Rittenhouse took the stand in his own defense on Wednesday, telling the court that he “didn’t do anything wrong.”

“I didn’t intend to kill them,” he testified. “I intended to stop the people who were attacking me.” Rittenhouse said that Rosenbaum had threatened to kill him earlier in the evening of Aug. 25, and he feared for his life when Rosenbaum began chasing him and didn’t fire until he attempted to take his weapon. Rittenhouse told the court that he shot Huber because Huber was attempting to take his weapon while he was on the ground, after Huber had hit him in the head twice with a skateboard. He testified that he perceived Grosskreutz to be a threat to his life because he was pointing a pistol at him.

In his closing arguments, Kenosha County Circuit Court Assistant District Attorney Thomas Binger asked the jury to consider Rittenhouse’s “true motivations” for being in Kenosha on that night.

“Did he sincerely care about [private property]? Was he genuinely interested in helping people? He ran around with an AR-15 all night and lied about being an EMT. He’s not there to support Black Lives Matter or Jacob Blake. Why was he there?”

Binger also rejected Rittenhouse’s claim that he acted in self-defense because he brought a weapon to a volatile environment. “You lose the right to self-defense when you’re the one who brought the gun. When you’re the one creating the danger.”

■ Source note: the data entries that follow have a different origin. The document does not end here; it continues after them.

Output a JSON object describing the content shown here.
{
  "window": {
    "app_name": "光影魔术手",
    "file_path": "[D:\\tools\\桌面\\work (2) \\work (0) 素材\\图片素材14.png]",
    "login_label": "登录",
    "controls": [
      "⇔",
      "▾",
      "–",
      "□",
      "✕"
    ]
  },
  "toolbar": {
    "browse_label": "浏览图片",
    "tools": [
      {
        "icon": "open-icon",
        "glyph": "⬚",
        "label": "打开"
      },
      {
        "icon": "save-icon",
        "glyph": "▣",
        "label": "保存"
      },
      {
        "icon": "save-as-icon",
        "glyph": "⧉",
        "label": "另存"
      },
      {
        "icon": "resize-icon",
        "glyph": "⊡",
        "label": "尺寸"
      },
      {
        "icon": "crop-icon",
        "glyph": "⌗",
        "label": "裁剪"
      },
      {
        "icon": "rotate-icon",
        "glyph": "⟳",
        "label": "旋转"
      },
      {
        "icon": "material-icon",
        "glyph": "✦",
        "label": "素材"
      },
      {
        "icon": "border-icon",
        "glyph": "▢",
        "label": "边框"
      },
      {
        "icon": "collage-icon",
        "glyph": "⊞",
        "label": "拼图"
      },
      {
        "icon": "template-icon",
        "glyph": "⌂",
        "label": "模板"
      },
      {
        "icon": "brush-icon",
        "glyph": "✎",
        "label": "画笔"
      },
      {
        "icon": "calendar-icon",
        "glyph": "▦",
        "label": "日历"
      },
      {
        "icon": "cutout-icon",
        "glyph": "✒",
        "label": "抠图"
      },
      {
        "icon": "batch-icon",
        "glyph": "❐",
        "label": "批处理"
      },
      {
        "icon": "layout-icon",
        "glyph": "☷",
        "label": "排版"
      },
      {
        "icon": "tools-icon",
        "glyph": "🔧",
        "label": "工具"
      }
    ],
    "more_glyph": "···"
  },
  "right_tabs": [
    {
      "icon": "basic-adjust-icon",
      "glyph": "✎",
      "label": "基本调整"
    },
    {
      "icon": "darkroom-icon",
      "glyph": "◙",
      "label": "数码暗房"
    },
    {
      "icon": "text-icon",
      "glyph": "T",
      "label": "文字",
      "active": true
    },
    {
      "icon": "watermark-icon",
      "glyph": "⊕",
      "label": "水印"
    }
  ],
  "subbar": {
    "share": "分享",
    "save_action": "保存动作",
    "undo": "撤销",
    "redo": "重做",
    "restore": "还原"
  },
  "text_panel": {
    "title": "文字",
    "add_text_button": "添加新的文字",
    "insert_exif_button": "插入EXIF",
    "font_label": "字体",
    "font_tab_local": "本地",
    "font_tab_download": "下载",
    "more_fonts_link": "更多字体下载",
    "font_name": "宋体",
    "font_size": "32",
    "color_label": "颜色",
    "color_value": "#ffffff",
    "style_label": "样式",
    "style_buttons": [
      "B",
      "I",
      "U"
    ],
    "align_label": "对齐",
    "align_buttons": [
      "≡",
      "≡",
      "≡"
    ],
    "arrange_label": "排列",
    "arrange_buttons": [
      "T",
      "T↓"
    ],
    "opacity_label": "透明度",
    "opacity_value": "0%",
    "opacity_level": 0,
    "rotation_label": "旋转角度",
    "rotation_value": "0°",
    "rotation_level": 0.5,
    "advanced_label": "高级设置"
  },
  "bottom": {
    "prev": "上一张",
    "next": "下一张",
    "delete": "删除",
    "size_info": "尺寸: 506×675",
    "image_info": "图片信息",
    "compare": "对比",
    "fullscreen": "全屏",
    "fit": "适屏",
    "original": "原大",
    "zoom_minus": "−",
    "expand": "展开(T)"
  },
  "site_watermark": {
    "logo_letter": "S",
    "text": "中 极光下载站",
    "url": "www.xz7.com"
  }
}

Rittenhouse’s legal team attacked the prosecution in their closing statement, accusing Binger of “lying” and “misrepresenting” the events of Aug. 25, 2020.

“They have the burden of proof. We don’t,” defense attorney Mark Richards said of the prosecution. “They want it to be that Kyle was out there doing something improper. Kyle was a 17-year-old kid trying to help this community.”

The pool of 18 potential jurors who sat through the trial did not know which 12 among them would be deciding Rittenhouse’s fate until Tuesday morning when their names were randomly selected in a lottery. Twenty potential jurors were initially selected — 12 to be jurors and 8 to be alternates — but two were dismissed during the course of the trial. (One for pregnancy complications, another for making a “joke” about the shooting of Jacob Blake.) According to reporters in the courtroom, the final makeup of the jury was 7 women and 5 men. One of the men is Hispanic; the other 11 are white.